NOF.38

Lucas Santtana / Modo Avião

mamani keita
WELCOME ABOARD


Mode avion. Le choix du titre du nouvel album de Lucas Santtana ne doit rien au hasard. Dès les premières secondes, nous voilà conviés à embarquer avec lui dans une fiction sonore, une narration au coeur de ses pensées, intimes convictions et subtiles sensations. Welcome aboard, donc. Et quel trip que cette histoire, qui invite à la fois au voyage et à la déconnexion. « Plus qu'un album concept, Modo Avião est une expérience. Il s'agit d'un voyage qui permet de se déconnecter du monde le temps de quelques minutes. Comme une pause sans téléphone portable, ni ordinateur. Quelque chose de médical et méditatif. » Pas de doute, à l'écouter entre les lignes, il est temps de se reposer dans une société éreintée. « Il s'agit d'une réflexion sur la recherche de quel chemin suivre pour demain. Prendre ce temps de réfléchir pour comprendre qui nous sommes et où nous en sommes. Et la réponse sort des logiques binaires, oui ou non... » Elle se trouve plus dans les zones - matières - grises de notre cerveau.

Humains trop humains, c'est de ceux-là dont parle le natif de Bahia, grandi à Rio et désormais installé à Sao Paulo, d'une voix souvent douce, parfois un brin amère. C'est ce temps de repos, de pause sans pose qu'il propose, à travers une vingtaine de vignettes sonores qui alternent thèmes et discussions, échanges de bons mots et poétique du son. Entre les lignes poind une critique de la société de surconsommation. A l'heure de l'Internet 3.0, qui exige une connexion constante, qui traque vos désirs dans nos moindres recoins, il était l'heur d'y songer. « Cet album est composé de chansons et de scènes, comme un long métrage sonore sans images. Le film muet existait déjà. Le mien est un film aveugle. », s'amuse Lucas Santtana, l'un des plus sûrs songwriters du Brésil contemporain. Depuis six albums et plus de quinze ans, l'auteur-compositeur se distingue par une écriture - musicale et textuelle - tout à fait singulière dans le champ de la musique populaire brésilienne, tout à la fois multiple dans les influences qu'elle draîne, de la pop mélancolique au minimalisme abstrait.

Cette fois, Lucas Santtana a composé à la guitare acoustique toute la matière première, qu'il a reconfiguée avec Fabio Pinczowski, coproducteur de l'album. A leurs côtés, quelques invités, des comédiens, des musiciens dont Lucas Vasconcellos, Rodrigo Campello et Arthur Dutra et un quatuor à cordes. Tous au diapason de cette bande originale qui prend le contrepied de quelques clichés, qui se joue plus sur un tempo plutôt à la coule. A l'heure de l'Internet 3.0, qui exige une connexion constante, qui traque vos désirs dans nos moindres recoins, il était l'heur d'y songer. « Ces chansons demandent un état mental détendu, relax. Et les paroles sont plus poétiques, propices au rêve. » Non pour fuir la réalité, bien au contraire, bien plus pour en donner une version moins conforme aux visions actuelles, matraquées par des écrans qui impriment des vérités en noir et blanc, sans chercher à voir au-delà, dans les nuances.

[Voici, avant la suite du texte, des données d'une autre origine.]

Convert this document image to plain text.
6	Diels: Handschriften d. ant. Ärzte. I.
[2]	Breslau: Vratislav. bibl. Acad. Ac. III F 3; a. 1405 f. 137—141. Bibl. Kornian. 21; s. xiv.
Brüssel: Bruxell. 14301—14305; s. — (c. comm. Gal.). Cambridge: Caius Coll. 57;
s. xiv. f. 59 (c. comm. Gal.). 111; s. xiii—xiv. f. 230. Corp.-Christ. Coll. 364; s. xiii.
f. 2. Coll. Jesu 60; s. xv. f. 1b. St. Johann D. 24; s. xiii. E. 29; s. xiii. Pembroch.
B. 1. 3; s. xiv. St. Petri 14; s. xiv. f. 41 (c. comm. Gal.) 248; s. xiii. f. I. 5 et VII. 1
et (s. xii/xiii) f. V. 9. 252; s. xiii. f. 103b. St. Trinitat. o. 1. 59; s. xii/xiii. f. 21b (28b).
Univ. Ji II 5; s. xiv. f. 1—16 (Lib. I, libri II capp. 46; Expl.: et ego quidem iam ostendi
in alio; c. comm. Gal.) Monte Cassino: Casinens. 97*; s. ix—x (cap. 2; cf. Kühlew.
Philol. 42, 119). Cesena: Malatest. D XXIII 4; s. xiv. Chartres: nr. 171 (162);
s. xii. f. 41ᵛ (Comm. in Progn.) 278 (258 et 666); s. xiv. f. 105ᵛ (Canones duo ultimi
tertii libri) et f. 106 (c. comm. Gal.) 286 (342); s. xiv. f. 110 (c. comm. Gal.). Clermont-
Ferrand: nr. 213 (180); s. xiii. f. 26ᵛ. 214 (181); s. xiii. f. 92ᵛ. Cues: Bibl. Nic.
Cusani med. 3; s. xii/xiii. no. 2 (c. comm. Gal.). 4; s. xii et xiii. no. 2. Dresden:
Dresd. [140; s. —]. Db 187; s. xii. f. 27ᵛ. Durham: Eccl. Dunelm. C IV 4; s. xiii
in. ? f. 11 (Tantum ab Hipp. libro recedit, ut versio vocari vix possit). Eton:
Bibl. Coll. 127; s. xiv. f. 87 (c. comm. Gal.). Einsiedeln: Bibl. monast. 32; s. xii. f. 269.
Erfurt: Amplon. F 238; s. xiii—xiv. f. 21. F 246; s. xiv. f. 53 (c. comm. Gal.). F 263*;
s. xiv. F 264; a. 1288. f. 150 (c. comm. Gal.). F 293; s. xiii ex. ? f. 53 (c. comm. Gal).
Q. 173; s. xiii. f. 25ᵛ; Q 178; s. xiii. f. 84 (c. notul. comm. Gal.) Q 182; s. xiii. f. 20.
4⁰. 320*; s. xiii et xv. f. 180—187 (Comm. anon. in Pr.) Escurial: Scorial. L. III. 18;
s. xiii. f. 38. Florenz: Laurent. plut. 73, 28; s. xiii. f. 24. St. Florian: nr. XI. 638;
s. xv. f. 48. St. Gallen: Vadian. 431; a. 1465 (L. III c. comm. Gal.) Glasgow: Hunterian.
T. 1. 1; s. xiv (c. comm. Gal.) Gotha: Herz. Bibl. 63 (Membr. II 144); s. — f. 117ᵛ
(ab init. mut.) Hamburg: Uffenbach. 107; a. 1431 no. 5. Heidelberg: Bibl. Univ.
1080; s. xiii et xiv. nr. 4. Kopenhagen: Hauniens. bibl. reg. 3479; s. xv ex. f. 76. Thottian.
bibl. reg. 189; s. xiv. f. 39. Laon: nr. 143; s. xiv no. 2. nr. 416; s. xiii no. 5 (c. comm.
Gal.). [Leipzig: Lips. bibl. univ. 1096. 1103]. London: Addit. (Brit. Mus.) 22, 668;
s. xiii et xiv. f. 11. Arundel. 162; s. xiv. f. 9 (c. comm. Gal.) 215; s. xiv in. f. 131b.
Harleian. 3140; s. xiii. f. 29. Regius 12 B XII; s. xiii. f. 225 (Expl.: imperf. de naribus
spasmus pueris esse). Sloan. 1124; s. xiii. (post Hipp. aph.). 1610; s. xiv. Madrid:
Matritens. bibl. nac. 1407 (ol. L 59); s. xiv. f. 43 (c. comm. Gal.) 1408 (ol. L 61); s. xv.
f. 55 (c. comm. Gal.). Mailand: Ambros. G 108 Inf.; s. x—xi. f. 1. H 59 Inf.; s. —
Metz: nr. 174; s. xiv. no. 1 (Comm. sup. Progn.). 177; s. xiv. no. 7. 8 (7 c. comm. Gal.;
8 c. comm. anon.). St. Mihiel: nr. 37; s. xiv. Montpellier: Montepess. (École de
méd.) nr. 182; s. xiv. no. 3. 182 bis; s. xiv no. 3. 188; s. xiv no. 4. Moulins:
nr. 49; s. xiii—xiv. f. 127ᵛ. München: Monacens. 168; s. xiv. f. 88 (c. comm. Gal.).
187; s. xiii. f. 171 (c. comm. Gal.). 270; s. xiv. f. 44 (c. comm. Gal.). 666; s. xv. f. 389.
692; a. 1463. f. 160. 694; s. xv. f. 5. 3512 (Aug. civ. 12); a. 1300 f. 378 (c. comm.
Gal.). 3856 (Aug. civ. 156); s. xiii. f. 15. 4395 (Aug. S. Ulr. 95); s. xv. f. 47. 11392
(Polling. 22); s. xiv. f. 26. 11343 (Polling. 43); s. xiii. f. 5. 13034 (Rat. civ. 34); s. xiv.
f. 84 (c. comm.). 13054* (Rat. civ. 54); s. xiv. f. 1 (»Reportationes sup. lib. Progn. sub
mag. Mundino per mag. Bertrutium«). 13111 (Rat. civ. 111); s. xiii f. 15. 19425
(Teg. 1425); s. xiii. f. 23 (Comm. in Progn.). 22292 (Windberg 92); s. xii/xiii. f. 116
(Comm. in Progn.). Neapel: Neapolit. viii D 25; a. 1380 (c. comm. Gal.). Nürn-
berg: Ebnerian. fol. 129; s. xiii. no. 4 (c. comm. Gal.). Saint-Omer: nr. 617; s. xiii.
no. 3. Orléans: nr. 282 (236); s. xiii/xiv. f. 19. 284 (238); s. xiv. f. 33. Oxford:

Dans la solitude du troupeau humain, Lucas Santtana invite à une poétique de la relation, à l'autre et à notre ego, à une recherche de l'altérité synonyme d'humanité. « Aujourd'hui, personne ne peut monter 20 secondes dans un ascenseur sans consulter son téléphone portable. Pourquoi ? Cacher un besoin violent ? Un trou ? Un gigantesque manque ? De quoi ? Le personnage de Modo Avião est dans cette recherche... pour comprendre où se trouve ce trou. » Alors, il chemine, et nous avec lui, au gré d'une bande-son dont on ne sait tout à fait ce qui tient du rêve éveillé, ce qui tient de la virtualité transfigurée. Ce disque, autant qu'un voyage, est un précieux moment pour ouvrir la voie de nos songes, le seul endroit, le seul instant, encore préservé de toute injonction de rentabilité. « Le sommeil est la dernière terre inexplorée du capitalisme. Or nous ne rêvons que lorsque nous dormons, et combien de fois nous nous réveillons avec la sensation que ce rêve était tellement réel. J'aimerais que les personnes qui s'arrêteront pour écouter Modo Avião puissent ressentir pareille impression. Qu'ils étaient alors dans un autre espace, dans un autre temps. » Fermez les yeux, ouvrez grand les oreilles, cet autre monde des plus sensibles est encore possible.